Additionally, countries with regulation in place may have been inadvertently excluded from the scan, because we were unable to establish eligibility given the publically available information was not in English, and we were unable to obtain clarification from the association/regulator via email.

For example, 13 countries with an identified association/regulator were excluded from the scan (Fig. 1), 3 countries were excluded based on a non-English website and unsuccessful contact with the association/regulator; and 10 countries were excluded because an association/regulator identified via social media could not be confirmed as active (e.g., no website and/or no social media content). The under-representation due to the English language exclusion (n = 3) and lack of activity (n = 10) is likely to be small, given countries with substantial practitioner regulation will likely be listed on the Health Regulation Worldwide database.

Further, some readers may be surprised that organisations such as ISPO were excluded from the international-level environmental scan. For clarity, the ISPO does not meet the two components of the inclusion criteria of an international professional body; that is, having a purpose related to a specific profession (e.g., orthotist/prosthetists), and a membership consisting of independent business entities (e.g., national associations for orthotist/prosthetists).

Given the core standards were defined by an Australian practitioner regulator (i.e. AHPRA), this may bias the outcome of the national-level scan in favour of AOPA, as a regulator in the same country. By describing the process used to select the core standards of AHPRA—noting they are highly regarded as best practice regulatory standards [23] in keeping with other similarly developed countries, such as the United Kingdom—we hope to have engendered confidence in the rigour of this approach.
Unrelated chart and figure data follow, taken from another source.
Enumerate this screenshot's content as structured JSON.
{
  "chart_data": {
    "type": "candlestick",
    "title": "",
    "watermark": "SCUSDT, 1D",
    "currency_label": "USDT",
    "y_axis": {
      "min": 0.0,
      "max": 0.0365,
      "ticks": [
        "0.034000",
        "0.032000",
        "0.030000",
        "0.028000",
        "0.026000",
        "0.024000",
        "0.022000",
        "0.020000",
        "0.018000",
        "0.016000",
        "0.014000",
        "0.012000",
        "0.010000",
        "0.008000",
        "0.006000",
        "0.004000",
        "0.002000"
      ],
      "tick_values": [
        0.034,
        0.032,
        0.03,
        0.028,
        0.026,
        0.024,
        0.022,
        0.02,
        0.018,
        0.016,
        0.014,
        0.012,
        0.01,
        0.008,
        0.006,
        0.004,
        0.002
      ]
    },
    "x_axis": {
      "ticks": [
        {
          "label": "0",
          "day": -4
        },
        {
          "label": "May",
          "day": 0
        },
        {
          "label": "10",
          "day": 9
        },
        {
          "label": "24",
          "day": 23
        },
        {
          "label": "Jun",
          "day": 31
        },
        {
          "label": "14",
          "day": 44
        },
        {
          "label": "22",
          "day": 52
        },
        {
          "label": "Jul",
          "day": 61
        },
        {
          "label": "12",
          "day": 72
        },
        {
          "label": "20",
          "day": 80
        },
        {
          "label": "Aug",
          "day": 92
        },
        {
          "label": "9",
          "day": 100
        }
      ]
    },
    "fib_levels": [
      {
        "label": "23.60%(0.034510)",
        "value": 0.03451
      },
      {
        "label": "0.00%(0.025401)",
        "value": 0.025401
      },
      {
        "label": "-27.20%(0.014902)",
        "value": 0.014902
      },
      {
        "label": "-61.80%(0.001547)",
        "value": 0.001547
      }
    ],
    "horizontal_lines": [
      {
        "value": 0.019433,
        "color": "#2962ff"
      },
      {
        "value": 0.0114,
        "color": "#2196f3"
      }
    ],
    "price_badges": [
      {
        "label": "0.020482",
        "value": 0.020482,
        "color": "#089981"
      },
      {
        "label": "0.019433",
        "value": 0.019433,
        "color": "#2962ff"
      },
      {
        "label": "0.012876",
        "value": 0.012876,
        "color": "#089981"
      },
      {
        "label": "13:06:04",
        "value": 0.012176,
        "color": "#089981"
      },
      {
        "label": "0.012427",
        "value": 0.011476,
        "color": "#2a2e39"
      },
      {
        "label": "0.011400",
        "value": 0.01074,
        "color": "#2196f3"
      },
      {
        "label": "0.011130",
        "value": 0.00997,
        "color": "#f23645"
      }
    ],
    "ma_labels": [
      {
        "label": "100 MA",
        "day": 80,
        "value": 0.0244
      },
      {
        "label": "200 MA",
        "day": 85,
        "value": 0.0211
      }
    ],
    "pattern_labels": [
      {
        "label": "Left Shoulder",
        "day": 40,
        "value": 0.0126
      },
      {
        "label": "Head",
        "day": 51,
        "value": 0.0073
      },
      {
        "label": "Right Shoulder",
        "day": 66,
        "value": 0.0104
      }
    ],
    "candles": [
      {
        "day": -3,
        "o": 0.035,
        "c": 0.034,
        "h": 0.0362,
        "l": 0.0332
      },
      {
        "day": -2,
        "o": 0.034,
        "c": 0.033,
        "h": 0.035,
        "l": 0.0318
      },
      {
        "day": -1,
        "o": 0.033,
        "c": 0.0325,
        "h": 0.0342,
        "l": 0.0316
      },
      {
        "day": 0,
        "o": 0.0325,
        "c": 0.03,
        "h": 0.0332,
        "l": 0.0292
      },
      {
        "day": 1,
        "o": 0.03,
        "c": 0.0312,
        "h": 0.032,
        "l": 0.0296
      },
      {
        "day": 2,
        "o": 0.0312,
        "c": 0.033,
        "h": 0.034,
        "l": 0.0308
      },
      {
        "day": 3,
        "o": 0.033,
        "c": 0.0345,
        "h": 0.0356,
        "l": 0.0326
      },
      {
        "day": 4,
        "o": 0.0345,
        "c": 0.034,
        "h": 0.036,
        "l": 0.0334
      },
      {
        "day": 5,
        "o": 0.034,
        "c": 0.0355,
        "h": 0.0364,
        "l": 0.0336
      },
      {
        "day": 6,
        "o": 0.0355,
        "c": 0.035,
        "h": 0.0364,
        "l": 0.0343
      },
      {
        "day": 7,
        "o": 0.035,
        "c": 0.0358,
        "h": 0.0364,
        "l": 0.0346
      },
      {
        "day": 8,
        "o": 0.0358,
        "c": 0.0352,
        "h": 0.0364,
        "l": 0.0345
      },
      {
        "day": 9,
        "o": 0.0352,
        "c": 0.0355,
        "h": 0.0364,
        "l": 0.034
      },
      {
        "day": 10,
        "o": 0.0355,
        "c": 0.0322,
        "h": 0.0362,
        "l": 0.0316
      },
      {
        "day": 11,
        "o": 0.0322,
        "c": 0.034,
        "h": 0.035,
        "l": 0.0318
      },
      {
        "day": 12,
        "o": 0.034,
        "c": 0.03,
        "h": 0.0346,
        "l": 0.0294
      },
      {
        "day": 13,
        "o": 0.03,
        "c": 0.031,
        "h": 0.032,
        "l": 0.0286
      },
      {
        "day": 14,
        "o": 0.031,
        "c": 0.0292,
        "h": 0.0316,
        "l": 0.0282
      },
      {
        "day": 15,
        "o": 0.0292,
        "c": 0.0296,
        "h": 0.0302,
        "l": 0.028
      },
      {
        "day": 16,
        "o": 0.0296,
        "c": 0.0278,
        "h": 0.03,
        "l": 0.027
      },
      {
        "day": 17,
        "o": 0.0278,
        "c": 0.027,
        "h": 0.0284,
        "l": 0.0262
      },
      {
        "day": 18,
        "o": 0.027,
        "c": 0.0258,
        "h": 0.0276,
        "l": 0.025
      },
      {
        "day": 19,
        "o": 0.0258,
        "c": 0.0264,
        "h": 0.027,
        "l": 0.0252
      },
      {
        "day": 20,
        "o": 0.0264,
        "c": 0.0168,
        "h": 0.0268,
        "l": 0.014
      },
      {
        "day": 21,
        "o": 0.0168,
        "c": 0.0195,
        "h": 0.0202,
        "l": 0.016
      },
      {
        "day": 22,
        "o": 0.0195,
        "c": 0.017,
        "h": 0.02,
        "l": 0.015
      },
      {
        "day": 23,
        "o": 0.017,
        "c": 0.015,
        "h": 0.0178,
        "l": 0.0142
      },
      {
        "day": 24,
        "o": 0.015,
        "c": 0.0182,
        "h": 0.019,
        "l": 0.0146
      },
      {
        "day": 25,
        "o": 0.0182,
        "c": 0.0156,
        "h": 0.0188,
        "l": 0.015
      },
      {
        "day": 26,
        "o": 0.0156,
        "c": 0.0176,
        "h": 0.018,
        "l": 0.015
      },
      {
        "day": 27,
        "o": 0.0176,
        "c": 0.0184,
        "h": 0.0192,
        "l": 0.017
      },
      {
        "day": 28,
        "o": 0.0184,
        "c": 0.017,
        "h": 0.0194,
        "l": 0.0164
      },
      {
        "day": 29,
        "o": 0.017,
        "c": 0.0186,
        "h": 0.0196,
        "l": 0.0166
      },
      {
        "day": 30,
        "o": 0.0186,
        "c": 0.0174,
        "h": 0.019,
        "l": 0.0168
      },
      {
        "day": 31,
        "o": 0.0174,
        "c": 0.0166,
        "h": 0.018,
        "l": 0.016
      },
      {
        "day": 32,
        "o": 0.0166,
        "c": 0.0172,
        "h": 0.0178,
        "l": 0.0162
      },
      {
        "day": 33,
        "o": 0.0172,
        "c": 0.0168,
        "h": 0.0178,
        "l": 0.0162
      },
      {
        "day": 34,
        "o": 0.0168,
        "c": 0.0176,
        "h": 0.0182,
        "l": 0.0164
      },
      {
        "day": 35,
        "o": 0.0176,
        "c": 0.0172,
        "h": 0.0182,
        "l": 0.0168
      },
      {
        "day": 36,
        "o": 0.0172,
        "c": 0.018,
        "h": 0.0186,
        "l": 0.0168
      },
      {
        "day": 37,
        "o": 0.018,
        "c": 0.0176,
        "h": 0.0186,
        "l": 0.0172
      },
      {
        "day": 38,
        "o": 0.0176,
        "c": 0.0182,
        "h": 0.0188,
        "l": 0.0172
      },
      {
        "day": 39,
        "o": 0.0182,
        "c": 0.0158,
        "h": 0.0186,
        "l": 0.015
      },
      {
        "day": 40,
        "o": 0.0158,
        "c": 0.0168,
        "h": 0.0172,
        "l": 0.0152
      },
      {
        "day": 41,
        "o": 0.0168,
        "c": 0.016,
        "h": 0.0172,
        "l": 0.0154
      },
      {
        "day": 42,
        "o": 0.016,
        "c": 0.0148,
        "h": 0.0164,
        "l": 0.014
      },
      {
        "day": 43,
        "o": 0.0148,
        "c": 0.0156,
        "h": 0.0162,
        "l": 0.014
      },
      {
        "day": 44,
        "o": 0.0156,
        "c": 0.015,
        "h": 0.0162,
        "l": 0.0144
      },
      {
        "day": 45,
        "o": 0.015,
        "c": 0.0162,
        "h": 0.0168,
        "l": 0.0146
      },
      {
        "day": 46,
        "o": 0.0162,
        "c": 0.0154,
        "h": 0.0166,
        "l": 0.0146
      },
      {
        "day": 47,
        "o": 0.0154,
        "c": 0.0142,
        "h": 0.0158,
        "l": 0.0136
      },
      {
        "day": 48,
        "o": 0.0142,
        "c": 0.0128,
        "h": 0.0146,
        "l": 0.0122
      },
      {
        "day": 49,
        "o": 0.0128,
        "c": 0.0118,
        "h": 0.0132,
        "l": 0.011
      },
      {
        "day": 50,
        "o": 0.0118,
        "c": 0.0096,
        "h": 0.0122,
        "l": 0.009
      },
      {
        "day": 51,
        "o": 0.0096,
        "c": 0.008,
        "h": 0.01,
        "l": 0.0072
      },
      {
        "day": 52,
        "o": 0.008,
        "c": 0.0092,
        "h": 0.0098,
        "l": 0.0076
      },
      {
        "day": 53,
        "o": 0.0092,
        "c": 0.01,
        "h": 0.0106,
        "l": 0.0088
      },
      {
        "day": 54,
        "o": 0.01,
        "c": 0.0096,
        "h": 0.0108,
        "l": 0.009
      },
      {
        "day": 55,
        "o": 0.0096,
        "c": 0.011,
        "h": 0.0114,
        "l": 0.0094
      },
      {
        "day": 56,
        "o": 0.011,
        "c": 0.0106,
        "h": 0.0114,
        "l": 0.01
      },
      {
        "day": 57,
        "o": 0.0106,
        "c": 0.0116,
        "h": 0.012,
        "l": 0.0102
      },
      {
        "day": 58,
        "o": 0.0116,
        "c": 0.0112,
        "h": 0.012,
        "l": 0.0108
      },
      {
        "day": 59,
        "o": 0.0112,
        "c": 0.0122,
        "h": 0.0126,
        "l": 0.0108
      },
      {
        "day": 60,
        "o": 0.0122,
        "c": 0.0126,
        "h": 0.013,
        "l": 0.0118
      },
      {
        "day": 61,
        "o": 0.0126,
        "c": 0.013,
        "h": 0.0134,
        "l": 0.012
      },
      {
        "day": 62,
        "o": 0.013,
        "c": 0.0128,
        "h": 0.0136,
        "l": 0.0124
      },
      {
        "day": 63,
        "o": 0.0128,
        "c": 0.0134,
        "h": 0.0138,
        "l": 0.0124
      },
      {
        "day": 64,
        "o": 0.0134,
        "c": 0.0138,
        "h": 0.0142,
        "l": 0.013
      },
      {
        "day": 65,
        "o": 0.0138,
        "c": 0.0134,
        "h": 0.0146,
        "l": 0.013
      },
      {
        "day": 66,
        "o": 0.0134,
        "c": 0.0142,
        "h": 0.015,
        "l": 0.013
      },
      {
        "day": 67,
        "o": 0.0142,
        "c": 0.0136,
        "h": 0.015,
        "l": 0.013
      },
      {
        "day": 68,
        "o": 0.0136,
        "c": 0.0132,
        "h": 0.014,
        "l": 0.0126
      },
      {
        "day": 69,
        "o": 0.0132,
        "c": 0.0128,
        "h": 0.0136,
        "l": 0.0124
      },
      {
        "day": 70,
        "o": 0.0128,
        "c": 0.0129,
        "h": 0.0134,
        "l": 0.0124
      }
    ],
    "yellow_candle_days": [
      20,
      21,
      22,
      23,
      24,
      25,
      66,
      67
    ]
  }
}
We acknowledge that the definition of allied health practitioner was adopted from the Australian context and may not be reflective of allied health as described by the International Standard Classification of Occupations (ISCO-08). Unfortunately, the ISCO-08 excludes orthotist/prosthetists—which are classified under Medical and Dental Prosthetic Technicians [49]—and as such, this international standard was not appropriate for the purpose of this scan.

This investigation describes AOPA’s regulatory journey as an example of an orthotic/prosthetic national association that has made the transition from limited to full self-regulation over several years. While many other organisations have also made this transition, we are unable to speak to the detail of their experiences with authenticity, and hope that the example of AOPA’s experience illuminates some of the barriers and facilitators to this transition.


Establishing orthotist/prosthetist regulation is a valuable mechanism to ensure the delivery of safe and effective orthotic/prosthetic services, whilst simultaneously supporting workforce growth and increasing global access to these vital services. The overwhelming majority of orthotist/prosthetists are unregulated and, as such, the benefits of regulation are yet to be realised in many countries and globally. Increased regulatory support is required to remove barriers for national associations, particularly those in low-income countries with small workforces. An international body with the express purpose of supporting the development of national regulation for the orthotic/prosthetic profession will reduce barriers and increase global access to appropriate, safe and effective orthotic/prosthetic services for the growing number of people living with disability.